This book takes a fresh look at the popular and well-established method of maximum likelihood for statistical estimation and inference. It begins with an intuitive introduction to the concepts and background of likelihood, and moves through to the latest developments in maximum likelihood methodology, including general latent variable models and new material for the practical implementation of integrated likelihood using the free ADMB software. Fundamental issues of statistical inference are also examined, with a presentation of some of the philosophical debates underlying the choice of statistical paradigm.
- Provides an accessible introduction to pragmatic maximum likelihood modelling.
- Covers more advanced topics, including general forms of latent variable models (including non-linear and non-normal mixed-effects and state-space models) and the use of maximum likelihood variants, such as estimating equations, conditional likelihood, restricted likelihood and integrated likelihood.
- Adopts a practical approach, with a focus on providing the relevant tools required by researchers and practitioners who collect and analyze real data.
- Presents numerous examples and case studies across a wide range of applications including medicine, biology and ecology.
- Features applications from a range of disciplines, with implementation in R, SAS and/or ADMB.
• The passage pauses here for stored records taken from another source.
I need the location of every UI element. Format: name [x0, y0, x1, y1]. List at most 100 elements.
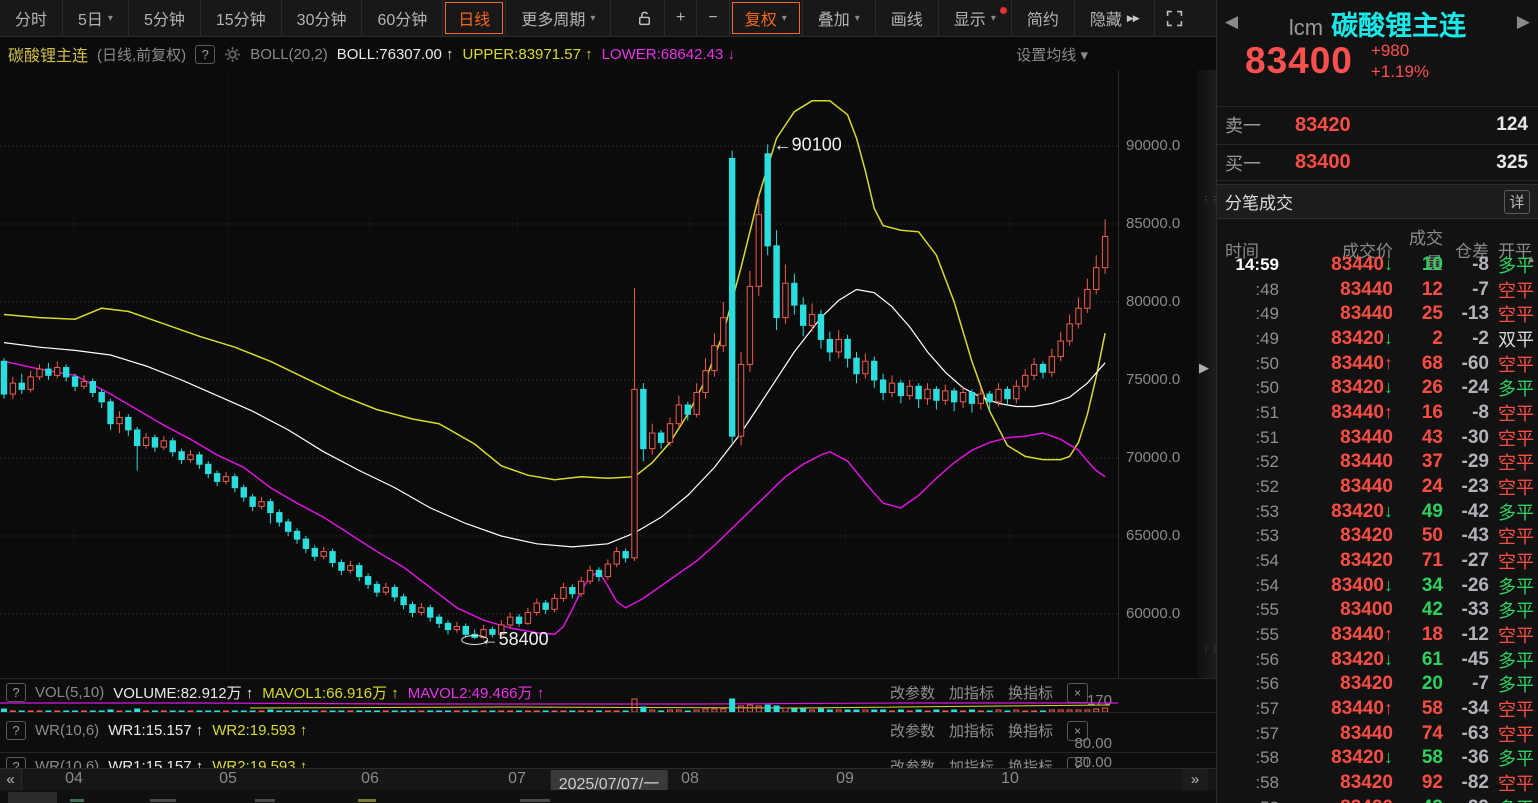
wr-pane: ? WR(10,6) WR1:15.157 ↑ WR2:19.593 ↑ 改参数… — [0, 712, 1216, 752]
period-tab-1[interactable]: 分时 — [0, 0, 63, 36]
price-axis-label: 70000.0 — [1126, 449, 1206, 466]
period-tab-3[interactable]: 5分钟 — [129, 0, 201, 36]
period-toolbar: 分时5日▾5分钟15分钟30分钟60分钟日线更多周期▾ +−复权▾叠加▾画线显示▾… — [0, 0, 1216, 37]
boll-param-label: BOLL(20,2) — [250, 46, 328, 63]
wr1-value: WR1:15.157 ↑ — [108, 758, 203, 769]
switch-indicator-button[interactable]: 换指标 — [1008, 756, 1053, 768]
down-arrow-icon: ↓ — [1384, 328, 1393, 348]
period-tab-2[interactable]: 5日▾ — [63, 0, 129, 36]
time-axis-label: 05 — [219, 770, 237, 788]
splitter-grip-top: ⋮⋮⋮ — [1202, 198, 1211, 207]
ask-row: 卖一 83420 124 — [1217, 106, 1538, 143]
tick-row: :4983420↓2-2双平 — [1221, 326, 1534, 351]
wr-indicator-label: WR(10,6) — [35, 758, 99, 769]
period-tab-8[interactable]: 更多周期▾ — [506, 0, 611, 36]
trading-app-window: 分时5日▾5分钟15分钟30分钟60分钟日线更多周期▾ +−复权▾叠加▾画线显示▾… — [0, 0, 1538, 803]
boll-upper-value: UPPER:83971.57 ↑ — [463, 46, 593, 63]
scroll-left-button[interactable]: « — [0, 769, 22, 790]
lock-icon — [636, 10, 653, 27]
chart-mode-label: (日线,前复权) — [97, 44, 186, 65]
chart-plot-svg[interactable]: ←90100←58400 — [0, 70, 1118, 678]
wr-pane-clipped: ? WR(10,6) WR1:15.157 ↑ WR2:19.593 ↑ 改参数… — [0, 752, 1216, 768]
boll-value: BOLL:76307.00 ↑ — [337, 46, 454, 63]
ticks-title: 分笔成交 — [1225, 189, 1293, 214]
lock-icon[interactable] — [625, 0, 665, 36]
switch-indicator-button[interactable]: 换指标 — [1008, 720, 1053, 741]
contract-name: 碳酸锂主连 — [1331, 11, 1466, 41]
wr-indicator-label: WR(10,6) — [35, 722, 99, 739]
fullscreen-icon[interactable] — [1155, 0, 1194, 36]
tick-row: :5483400↓34-26多平 — [1221, 573, 1534, 598]
zoom-in-button[interactable]: + — [665, 0, 697, 36]
hide-button[interactable]: 隐藏▶▶ — [1075, 0, 1155, 36]
simple-mode-button[interactable]: 简约 — [1012, 0, 1075, 36]
tick-row: :5083420↓26-24多平 — [1221, 375, 1534, 400]
change-params-button[interactable]: 改参数 — [890, 756, 935, 768]
ma-settings-dropdown[interactable]: 设置均线 ▾ — [1016, 44, 1088, 65]
time-axis-label: 10 — [1001, 770, 1019, 788]
period-tab-7[interactable]: 日线 — [443, 0, 506, 36]
add-indicator-button[interactable]: 加指标 — [949, 756, 994, 768]
period-tab-5[interactable]: 30分钟 — [282, 0, 363, 36]
fullscreen-icon — [1166, 10, 1183, 27]
down-arrow-icon: ↓ — [1384, 501, 1393, 521]
ask-price: 83420 — [1295, 114, 1413, 137]
notification-dot — [1000, 7, 1007, 14]
ticks-scroll-up-icon[interactable]: ▲ — [1526, 254, 1536, 265]
tick-row: :5383420↓49-42多平 — [1221, 499, 1534, 524]
add-indicator-button[interactable]: 加指标 — [949, 720, 994, 741]
gear-icon[interactable] — [224, 46, 241, 63]
down-arrow-icon: ↓ — [1384, 254, 1393, 274]
tick-row: :538342050-43空平 — [1221, 523, 1534, 548]
zoom-out-button[interactable]: − — [697, 0, 729, 36]
candlestick-chart[interactable]: ←90100←58400 — [0, 70, 1216, 678]
tick-row: :588342092-82空平 — [1221, 770, 1534, 795]
ask-volume: 124 — [1413, 114, 1528, 136]
tick-row: :568342020-7多平 — [1221, 671, 1534, 696]
display-button[interactable]: 显示▾ — [939, 0, 1012, 36]
price-axis-label: 85000.0 — [1126, 215, 1206, 232]
help-icon[interactable]: ? — [6, 757, 26, 769]
bid-volume: 325 — [1413, 152, 1528, 174]
chevron-down-icon: ▾ — [108, 13, 113, 24]
help-icon[interactable]: ? — [6, 721, 26, 740]
volume-bars-svg — [0, 696, 1118, 712]
ticks-detail-button[interactable]: 详 — [1504, 190, 1530, 214]
up-arrow-icon: ↑ — [1384, 353, 1393, 373]
down-arrow-icon: ↓ — [1384, 575, 1393, 595]
double-chevron-icon: ▶▶ — [1127, 13, 1139, 24]
wr1-value: WR1:15.157 ↑ — [108, 722, 203, 739]
axis-divider — [1118, 70, 1119, 768]
splitter-grip-bottom: ⋮⋮⋮ — [1202, 648, 1211, 657]
overlay-button[interactable]: 叠加▾ — [803, 0, 876, 36]
contract-code: lcm — [1289, 15, 1323, 40]
draw-line-button[interactable]: 画线 — [876, 0, 939, 36]
clipped-tab — [8, 792, 57, 803]
help-icon[interactable]: ? — [195, 45, 215, 64]
chevron-down-icon: ▾ — [991, 13, 996, 24]
bid-price: 83400 — [1295, 151, 1413, 174]
change-params-button[interactable]: 改参数 — [890, 720, 935, 741]
boll-lower-line — [4, 361, 1105, 634]
period-tab-4[interactable]: 15分钟 — [201, 0, 282, 36]
down-arrow-icon: ↓ — [1384, 649, 1393, 669]
chevron-down-icon: ▾ — [590, 13, 595, 24]
chevron-down-icon: ▾ — [782, 13, 787, 24]
tick-row: :5083440↑68-60空平 — [1221, 351, 1534, 376]
ticks-list[interactable]: 14:5983440↓10-8多平:488344012-7空平:49834402… — [1217, 252, 1538, 803]
tick-row: :528344037-29空平 — [1221, 449, 1534, 474]
time-axis-label: 09 — [836, 770, 854, 788]
chart-symbol-name: 碳酸锂主连 — [8, 42, 88, 66]
price-axis-label: 65000.0 — [1126, 527, 1206, 544]
tick-row: :518344043-30空平 — [1221, 425, 1534, 450]
period-tab-6[interactable]: 60分钟 — [362, 0, 443, 36]
tick-row: :528344024-23空平 — [1221, 474, 1534, 499]
adjust-button[interactable]: 复权▾ — [730, 0, 803, 36]
price-change: +980 +1.19% — [1371, 40, 1429, 82]
last-price: 83400 — [1245, 40, 1353, 82]
price-axis-label: 60000.0 — [1126, 605, 1206, 622]
up-arrow-icon: ↑ — [1384, 698, 1393, 718]
time-axis-label: 04 — [65, 770, 83, 788]
tick-row: :488344012-7空平 — [1221, 277, 1534, 302]
scroll-right-button[interactable]: » — [1182, 769, 1208, 790]
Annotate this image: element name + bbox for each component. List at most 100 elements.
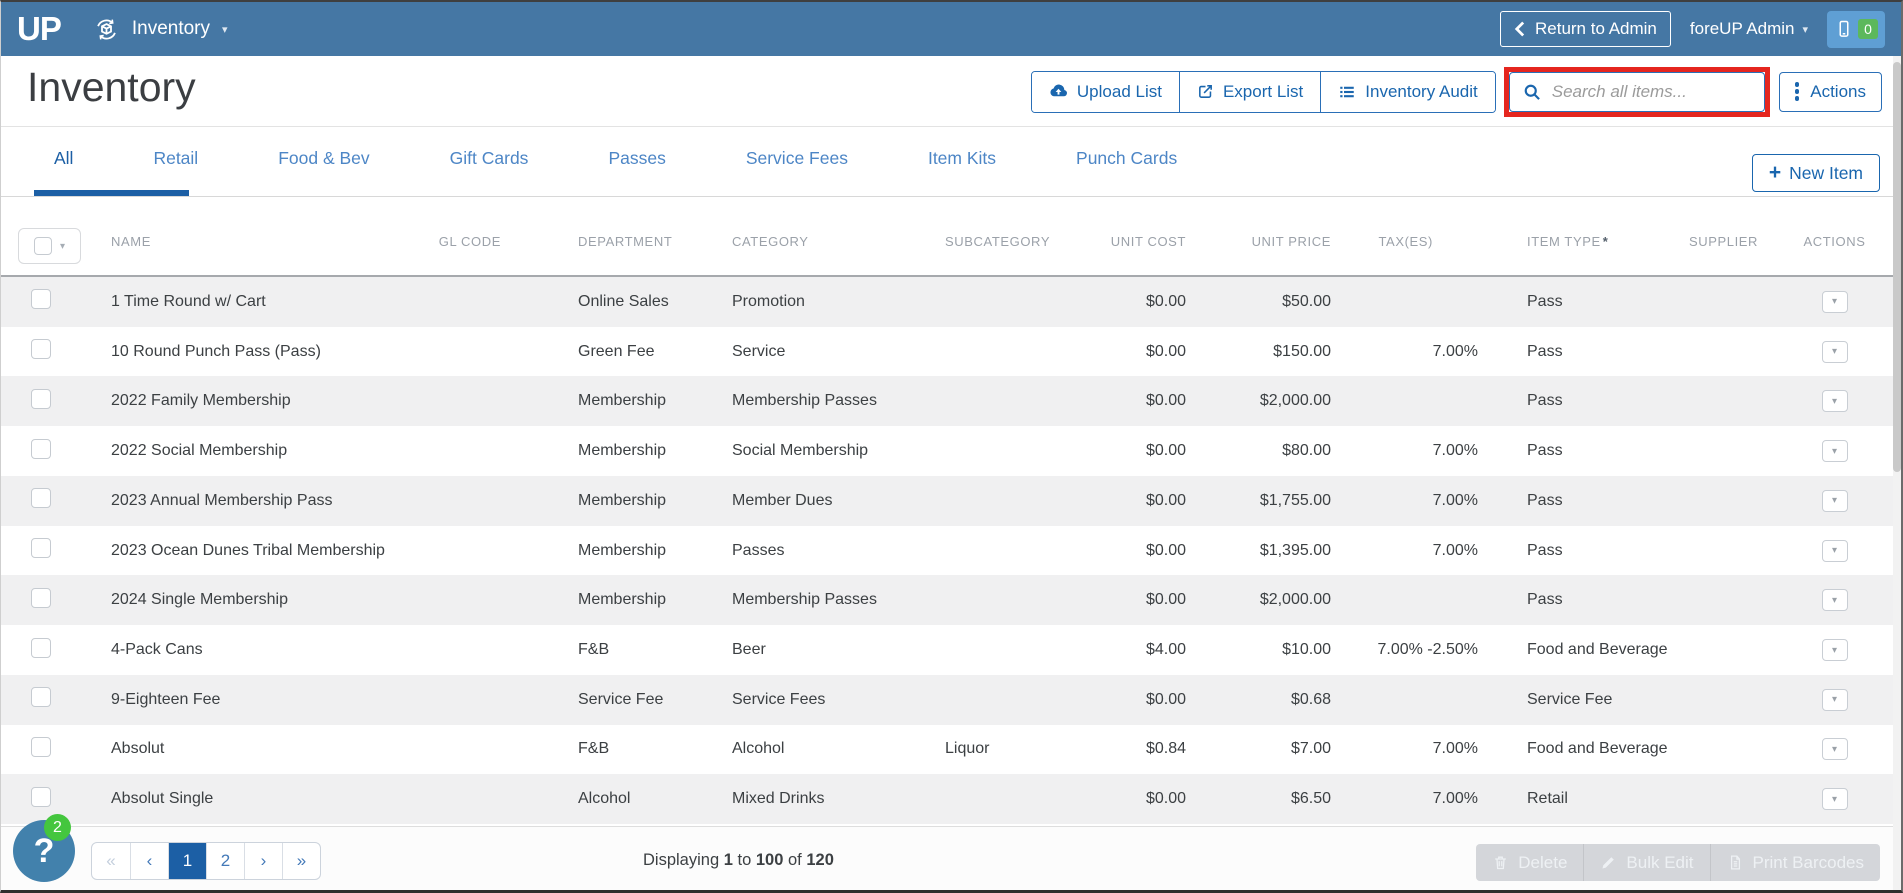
table-row: 2024 Single Membership Membership Membersh… [1,575,1893,626]
row-actions-dropdown[interactable]: ▾ [1821,290,1848,313]
column-header-taxes: TAX(ES) [1378,234,1433,249]
tab-punch-cards[interactable]: Punch Cards [1076,148,1177,169]
document-icon [1727,854,1744,871]
item-unit-price: $150.00 [1273,342,1331,360]
row-checkbox[interactable] [31,687,51,708]
row-actions-dropdown[interactable]: ▾ [1821,440,1848,463]
module-label: Inventory [131,18,210,39]
top-navigation-bar: UP Inventory ▾ Return to Admin foreUP Ad… [1,2,1901,56]
displaying-to: 100 [755,851,784,869]
pagination-page-1[interactable]: 1 [168,843,206,879]
phone-icon [1834,18,1854,40]
item-category: Service Fees [732,690,826,708]
item-unit-price: $1,395.00 [1259,541,1331,559]
item-name: 2024 Single Membership [111,591,288,609]
table-row: 9-Eighteen Fee Service Fee Service Fees $0.… [1,674,1893,725]
mobile-device-button[interactable]: 0 [1827,10,1885,48]
pagination-next[interactable]: › [244,843,282,879]
row-actions-dropdown[interactable]: ▾ [1821,738,1848,761]
user-menu-label: foreUP Admin [1689,19,1795,38]
inventory-audit-button[interactable]: Inventory Audit [1320,71,1495,112]
pagination-prev[interactable]: ‹ [130,843,168,879]
scrollbar-thumb[interactable] [1893,62,1901,472]
delete-button[interactable]: Delete [1476,844,1584,881]
tab-all[interactable]: All [54,148,73,169]
foreup-logo: UP [17,10,62,47]
row-actions-dropdown[interactable]: ▾ [1821,788,1848,811]
export-list-button[interactable]: Export List [1178,71,1321,112]
pagination-page-2[interactable]: 2 [206,843,244,879]
item-type: Service Fee [1527,690,1613,708]
item-type: Retail [1527,790,1568,808]
table-row: 2022 Social Membership Membership Social M… [1,426,1893,476]
column-header-subcategory: SUBCATEGORY [945,234,1051,249]
active-tab-underline [34,190,189,196]
row-checkbox[interactable] [31,488,51,509]
return-to-admin-button[interactable]: Return to Admin [1499,11,1671,47]
item-name: 10 Round Punch Pass (Pass) [111,342,321,360]
displaying-total: 120 [806,851,834,869]
bulk-edit-button[interactable]: Bulk Edit [1583,844,1710,881]
column-header-department: DEPARTMENT [578,234,673,249]
help-notification-badge: 2 [44,814,71,841]
tab-passes[interactable]: Passes [608,148,665,169]
row-actions-dropdown[interactable]: ▾ [1821,390,1848,413]
pagination-last[interactable]: » [282,843,320,879]
item-category: Mixed Drinks [732,790,825,808]
row-checkbox[interactable] [31,587,51,608]
row-checkbox[interactable] [31,538,51,559]
item-type: Pass [1527,442,1563,460]
item-unit-price: $6.50 [1290,790,1331,808]
new-item-button[interactable]: + New Item [1751,154,1880,192]
export-list-label: Export List [1222,81,1304,101]
row-actions-dropdown[interactable]: ▾ [1821,589,1848,612]
item-department: Membership [578,591,667,609]
search-input[interactable]: Search all items... [1508,71,1765,112]
header-toolbar: Upload List Export List Inventory Audit [1030,56,1882,127]
item-type: Food and Beverage [1527,641,1668,658]
item-department: F&B [578,740,610,758]
row-actions-dropdown[interactable]: ▾ [1821,539,1848,562]
row-actions-dropdown[interactable]: ▾ [1821,688,1848,711]
item-type: Pass [1527,541,1563,559]
item-unit-cost: $0.00 [1145,342,1186,360]
pagination: «‹ 1 2 ›» [91,842,321,880]
row-checkbox[interactable] [31,289,51,310]
item-unit-price: $2,000.00 [1259,591,1331,609]
row-checkbox[interactable] [31,786,51,807]
item-name: 2023 Annual Membership Pass [111,491,333,509]
row-actions-dropdown[interactable]: ▾ [1821,340,1848,363]
tab-gift-cards[interactable]: Gift Cards [450,148,529,169]
tab-item-kits[interactable]: Item Kits [928,148,996,169]
cloud-upload-icon [1049,82,1068,101]
tab-retail[interactable]: Retail [153,148,198,169]
actions-button[interactable]: Actions [1778,71,1882,112]
tab-service-fees[interactable]: Service Fees [746,148,848,169]
topbar-right-group: Return to Admin foreUP Admin ▾ 0 [1499,10,1885,48]
row-actions-dropdown[interactable]: ▾ [1821,489,1848,512]
row-checkbox[interactable] [31,438,51,459]
inventory-audit-label: Inventory Audit [1365,81,1478,101]
item-name: 4-Pack Cans [111,641,203,658]
item-taxes: 7.00% [1432,790,1478,808]
item-unit-cost: $0.00 [1145,392,1186,410]
row-checkbox[interactable] [31,736,51,757]
row-checkbox[interactable] [31,388,51,409]
item-name: 2022 Family Membership [111,392,291,410]
vertical-scrollbar[interactable] [1893,56,1901,890]
row-checkbox[interactable] [31,339,51,360]
actions-label: Actions [1810,81,1866,101]
user-menu[interactable]: foreUP Admin ▾ [1690,19,1808,39]
search-icon [1522,82,1542,102]
row-checkbox[interactable] [31,637,51,658]
annotation-highlight-box: Search all items... [1503,66,1770,117]
print-barcodes-button[interactable]: Print Barcodes [1709,844,1880,881]
tab-food-bev[interactable]: Food & Bev [278,148,369,169]
footer-bar: ? 2 «‹ 1 2 ›» Displaying 1 to 100 of 120 De… [1,814,1901,890]
row-actions-dropdown[interactable]: ▾ [1821,639,1848,661]
pagination-first[interactable]: « [92,843,130,879]
item-unit-price: $2,000.00 [1259,392,1331,410]
module-selector[interactable]: Inventory ▾ [93,16,228,43]
upload-list-button[interactable]: Upload List [1031,71,1179,112]
item-department: Green Fee [578,342,655,360]
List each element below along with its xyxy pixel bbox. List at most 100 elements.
- Provides all program code and software extensions on a supporting website.
- Confines supporting theory to the final chapters to maintain a readable and pragmatic focus of the preceding chapters.
This book is not just an accessible and practical text about maximum likelihood, it is a comprehensive guide to modern maximum likelihood estimation and inference. It will be of interest to readers of all levels, from novice to expert. It will be of great benefit to researchers, and to students of statistics from senior undergraduate to graduate level. For use as a course text, exercises are provided at the end of each chapter.